The concept of thousands of games from four generations of Xbox being available and playable on the Xbox Series X at launch is mind-bending, and this is one of the key selling points of joining or sticking with the Xbox ecosystem. The Series X supports nearly all games a long-time Xbox player may have (keep those old discs!) and makes this access a normal part of the experience. A place to have everything “Xbox” in one compact system, to play the most Xbox games ever in the best possible way, is a big part of the Series X appeal.

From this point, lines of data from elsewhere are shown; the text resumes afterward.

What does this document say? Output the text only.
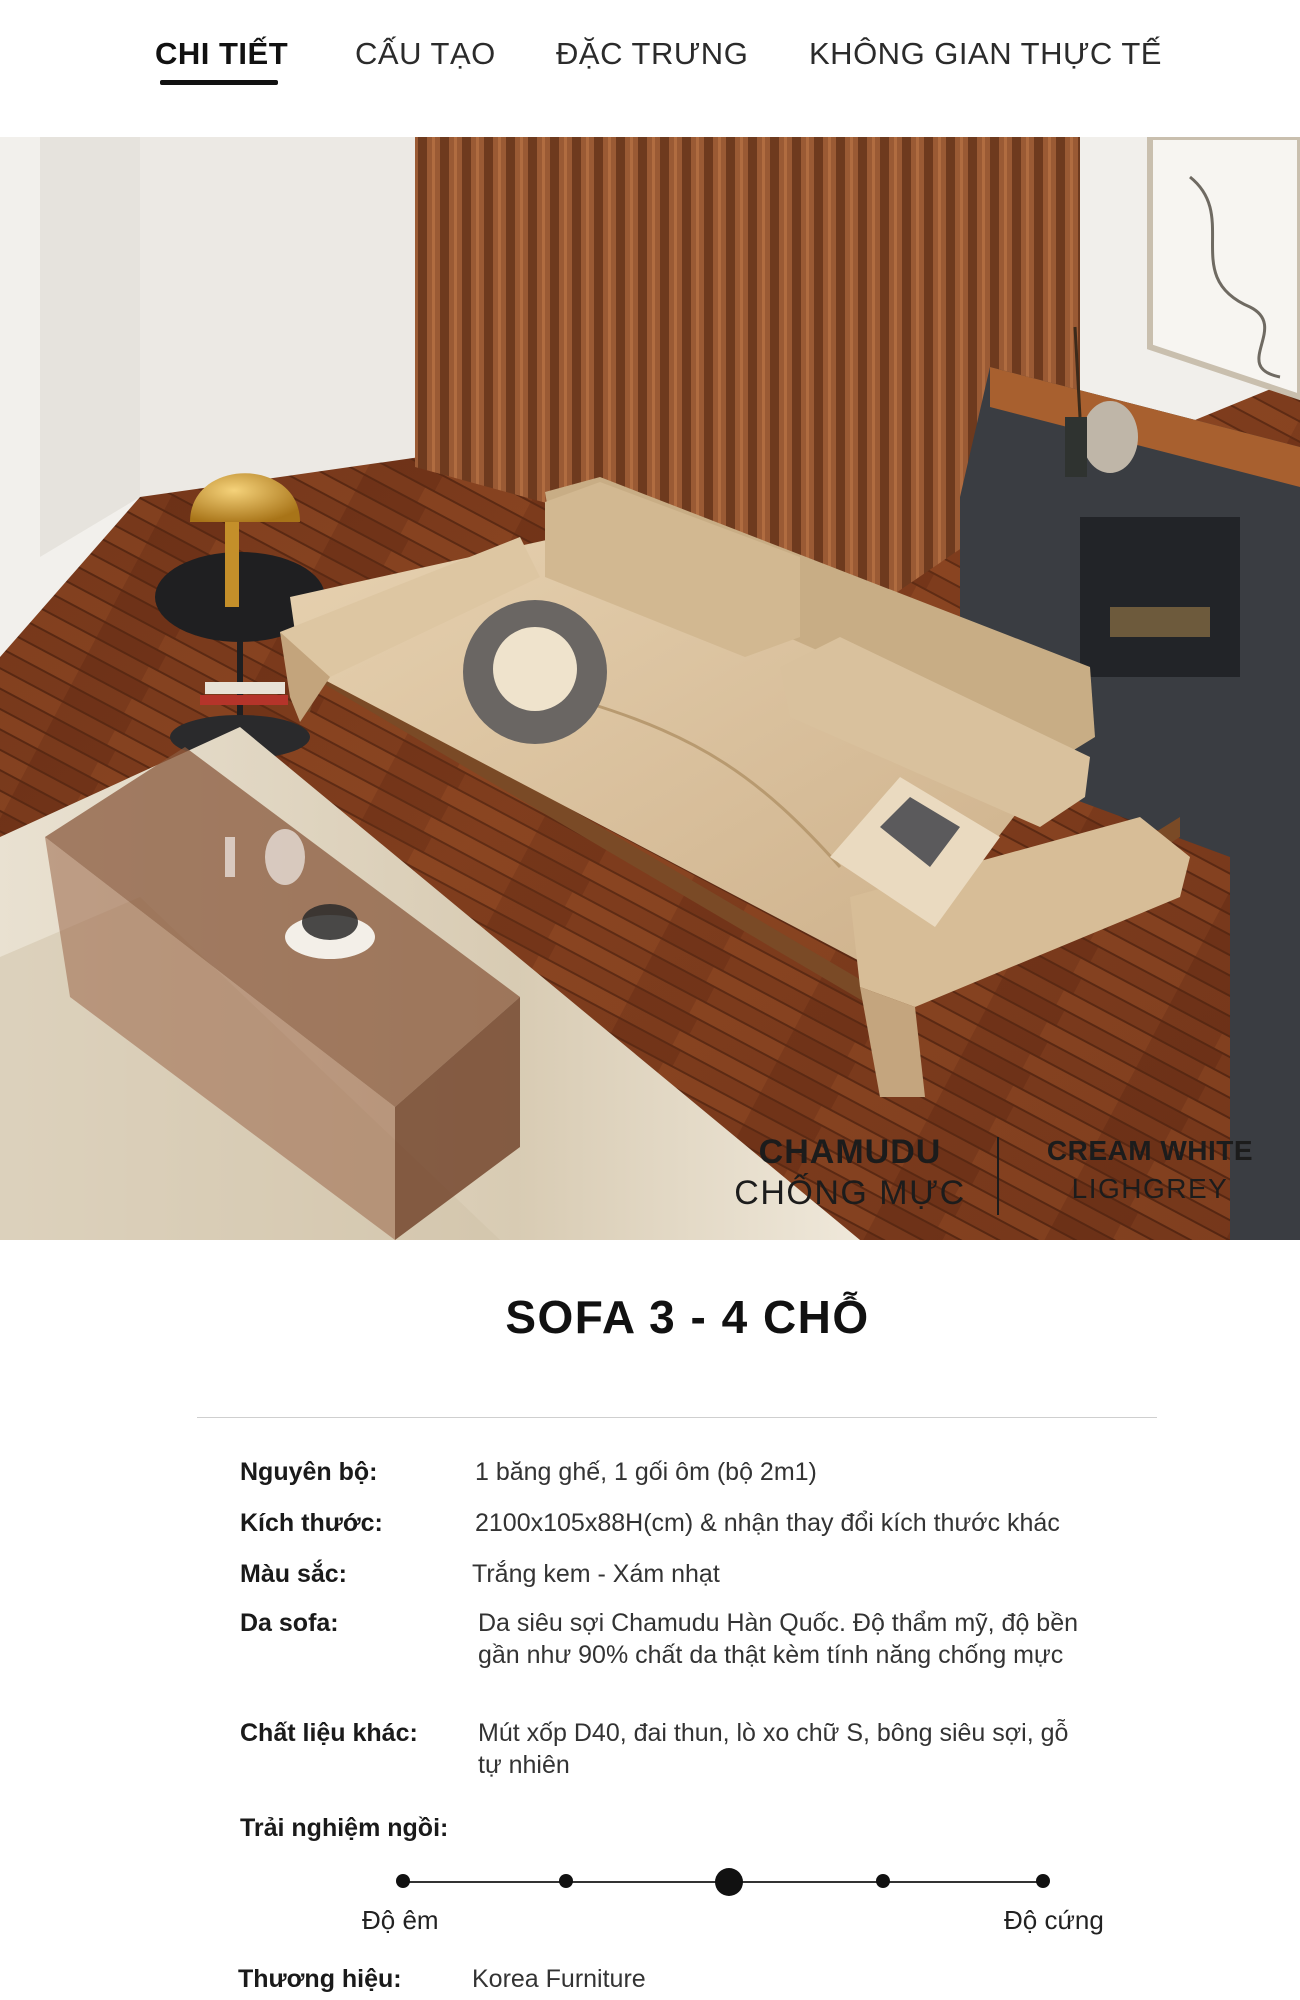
CHI TIẾT CẤU TẠO ĐẶC TRƯNG KHÔNG GIAN THỰC TẾ
CHAMUDU
CHỐNG MỰC
CREAM WHITE
LIGHGREY
SOFA 3 - 4 CHỖ
Nguyên bộ:	1 băng ghế, 1 gối ôm (bộ 2m1)
Kích thước:	2100x105x88H(cm) & nhận thay đổi kích thước khác
Màu sắc:	Trắng kem - Xám nhạt
Da sofa:	Da siêu sợi Chamudu Hàn Quốc. Độ thẩm mỹ, độ bền gần như 90% chất da thật kèm tính năng chống mực
Chất liệu khác: Mút xốp D40, đai thun, lò xo chữ S, bông siêu sợi, gỗ tự nhiên
Trải nghiệm ngồi:
Độ êm	Độ cứng
Thương hiệu:	Korea Furniture
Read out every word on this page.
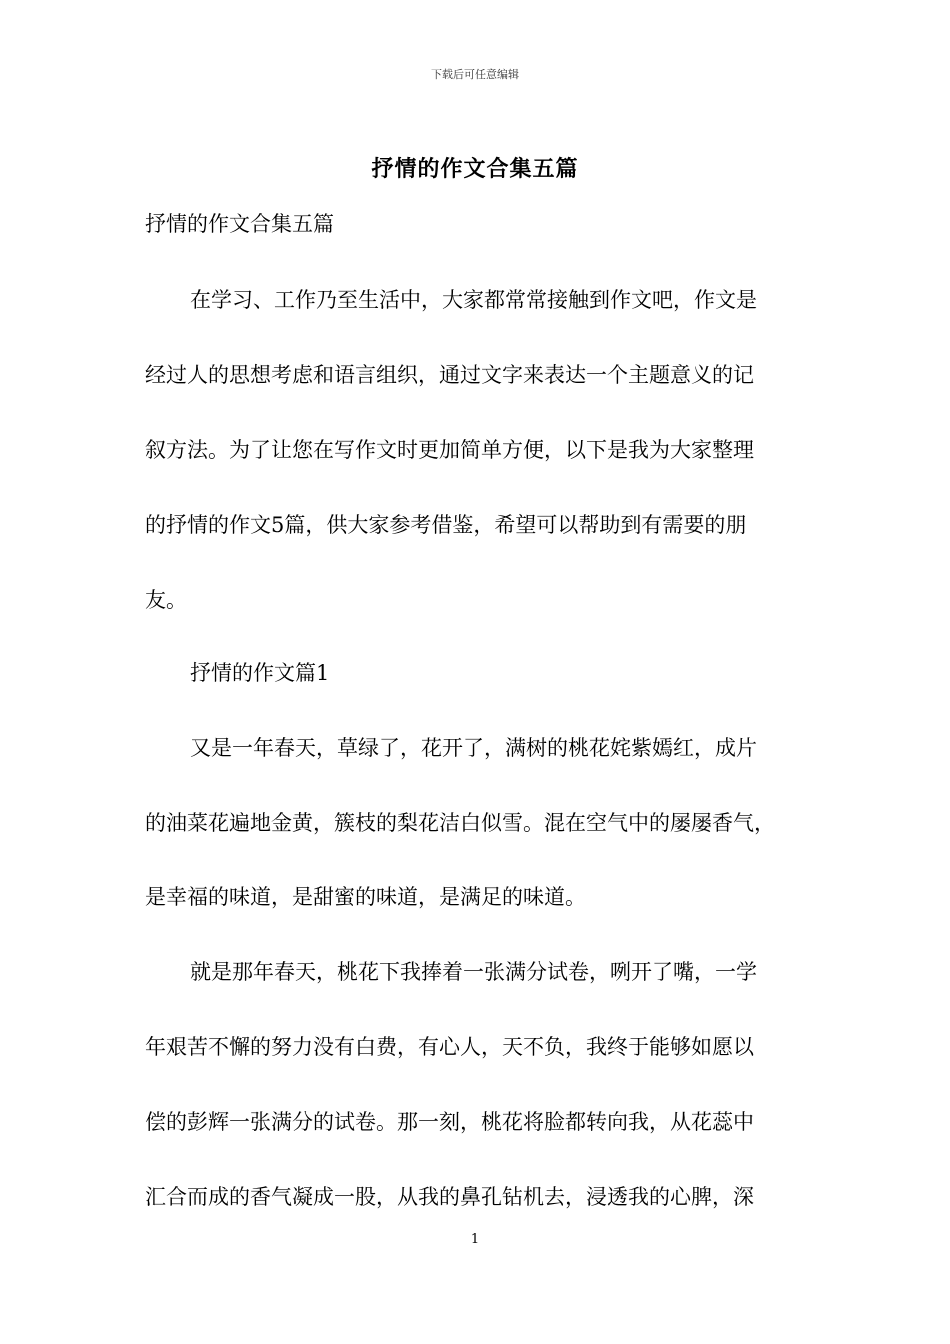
下载后可任意编辑
抒情的作文合集五篇
抒情的作文合集五篇
在学习、工作乃至生活中，大家都常常接触到作文吧，作文是
经过人的思想考虑和语言组织，通过文字来表达一个主题意义的记
叙方法。为了让您在写作文时更加简单方便，以下是我为大家整理
的抒情的作文5篇，供大家参考借鉴，希望可以帮助到有需要的朋
友。
抒情的作文篇1
又是一年春天，草绿了，花开了，满树的桃花姹紫嫣红，成片
的油菜花遍地金黄，簇枝的梨花洁白似雪。混在空气中的屡屡香气，
是幸福的味道，是甜蜜的味道，是满足的味道。
就是那年春天，桃花下我捧着一张满分试卷，咧开了嘴，一学
年艰苦不懈的努力没有白费，有心人，天不负，我终于能够如愿以
偿的彭辉一张满分的试卷。那一刻，桃花将脸都转向我，从花蕊中
汇合而成的香气凝成一股，从我的鼻孔钻机去，浸透我的心脾，深
1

The Series X is familiar and superior, but it currently serves essentially as another iteration of the Xbox One versus something totally new and different, for better or worse. It’s an adequate starting point for Xbox to build on for years to come, but its long-term prospects depend on Xbox Game Studios supporting it in a way they failed to support the Xbox One. The Xbox Series X needs legitimate top-notch exclusive content to go with its highly impressive speed and power.
At the moment the Series X is held back by its limited storage and constraints of the 7-year-old Xbox One and because of it, modern multi-platform games on the next-gen Xbox still don’t offer some the basics of what PC users should expect in terms of visual and graphics options. Until the games catch up to the console, users can at least benefit from everything the console does so well on its own in terms of improving the general experience and being consumer-friendly on older hardware and game support.
The Xbox Series X offers all the standard must-haves for a home entertainment unit, from all the streaming apps to being able to play 4K Ultra HD Blu-ray Discs, and your own media via storage, but some of the features are more marketing buzzwords than widely usable features (120 FPS).
The Xbox Series X may be the most powerful console ever made but there’s nothing that demonstrates this yet and all of its games can be played on older hardware. It’s the best way to play what you already have and what’s coming up, but it’s even more of an investment for the future where games can be built from the ground up to take advantage of what only next-gen consoles can offer.
The Xbox Series X releases worldwide on November 10, 2020. Xbox provided a console for review.